Illinois CPA Society Announces Mary T. Washington Wylie Internship Preparation Program Scholars [ICPAS]
The Illinois CPA Society and its charitable partner, the CPA Endowment Fund of Illinois, are proud to recognize the 12th and largest cohort to date to complete its award-winning Mary T. Washington Wylie Internship Preparation Program. This highly competitive program is renowned for preparing promising Illinois-based racial and ethnic minority college students interested in pursuing careers in accounting with the skills needed to obtain their first accounting positions and ultimately pursue the certified public accountant (CPA) credential. Congratulations to the 41 scholars from this year’s class.

CFOs

CFOs look to tech, M&A to foster growth: Deloitte [CFO Dive]
Finance chiefs marshaling their plans for 2024 are looking to emerging technologies, digital transformation and strategic M&A deals to help them boost growth as they continue to navigate a challenging macroeconomic environment, according to a quarterly survey by Big Four accounting firm Deloitte. Eighty percent of CFOs said they plan to integrate more automation or digital technologies into their operations in 2024, while approximately one-third of finance chiefs said M&A would be a significant part of their growth strategy this year, Deloitte’s Q4 CFO Signals survey found.

Talent

Gifting Leave to One in Need is a Good Deed Indeed [Economic Times of India]
In case you were one of those left with unused leaves in 2023, read on.
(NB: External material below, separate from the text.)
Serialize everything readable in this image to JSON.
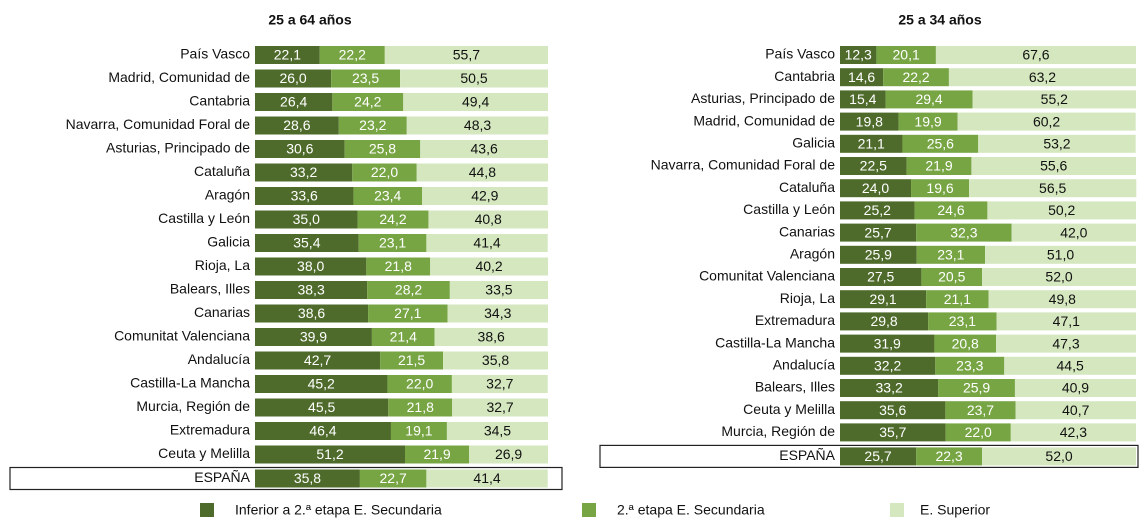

Some companies are offering such employees a chance to gift their leaves to colleagues who are in need of time off and, in return, get incentives. According to the findings of a recent Deloitte survey shared exclusively with ET, the reasons for adopting such a policy include promoting a culture of camaraderie and collaboration.

EY offers 25% bonus for UK consulting staff to take time off [Financial News (subscription)]
EY is set to pay some of its UK consultants to four to 12 weeks away from the business, the latest sign of pressure on a strained market for advisory services. The Big Four firm has launched a “time out summer programme” for financial services consulting staff, according to an internal memo seen by Financial News.

News

EY Fails on Challenge to DOJ Recommendation It Drop Contract Bid [Bloomberg Law (subscription)]
Ernst & Young LLP jumped the gun when it filed a protest to a Justice Department recommendation that it drop its contract bid to provide professional and IT support services after its first phase submission was rated “low confidence,” the GAO said. “While the agency’s future actions in this matter may create a set of facts appropriate for our consideration,” EY’s current protest, “based on its assumptions regarding the agency’s future actions, is premature and will not be considered,” the GAO said in a decision released Tuesday. GAO decision here.

KPMG Wants Credit Suisse Suit Tossed After Cheating Case Dropped [Bloomberg Tax (subscription)] KPMG LLP should be removed from an investor suit accusing former Credit Suisse leaders of mismanagement now that criminal charges have been dismissed in a separate case involving the auditor, the firm argued in a court filing Tuesday. Federal prosecutors in December dismissed fraud charges against KPMG’s former national managing partner for audit quality and a former employee of the US audit board for their role in a scheme to cheat on the firm’s regulatory inspections. The lack of a crime undercuts Credit Suisse Group AG investor claims that the audit firm violated racketeering laws, KPMG told Judge Colleen McMahon.

Tech

How consultants are using AI for emails, PowerPoint and other odd jobs [Australian Financial Review]
Big professional services firms are racing to position themselves as leaders in generative artificial intelligence by rolling out custom-built virtual assistants to their employees that can craft emails and PowerPoint presentations, analyse corporate data and write code.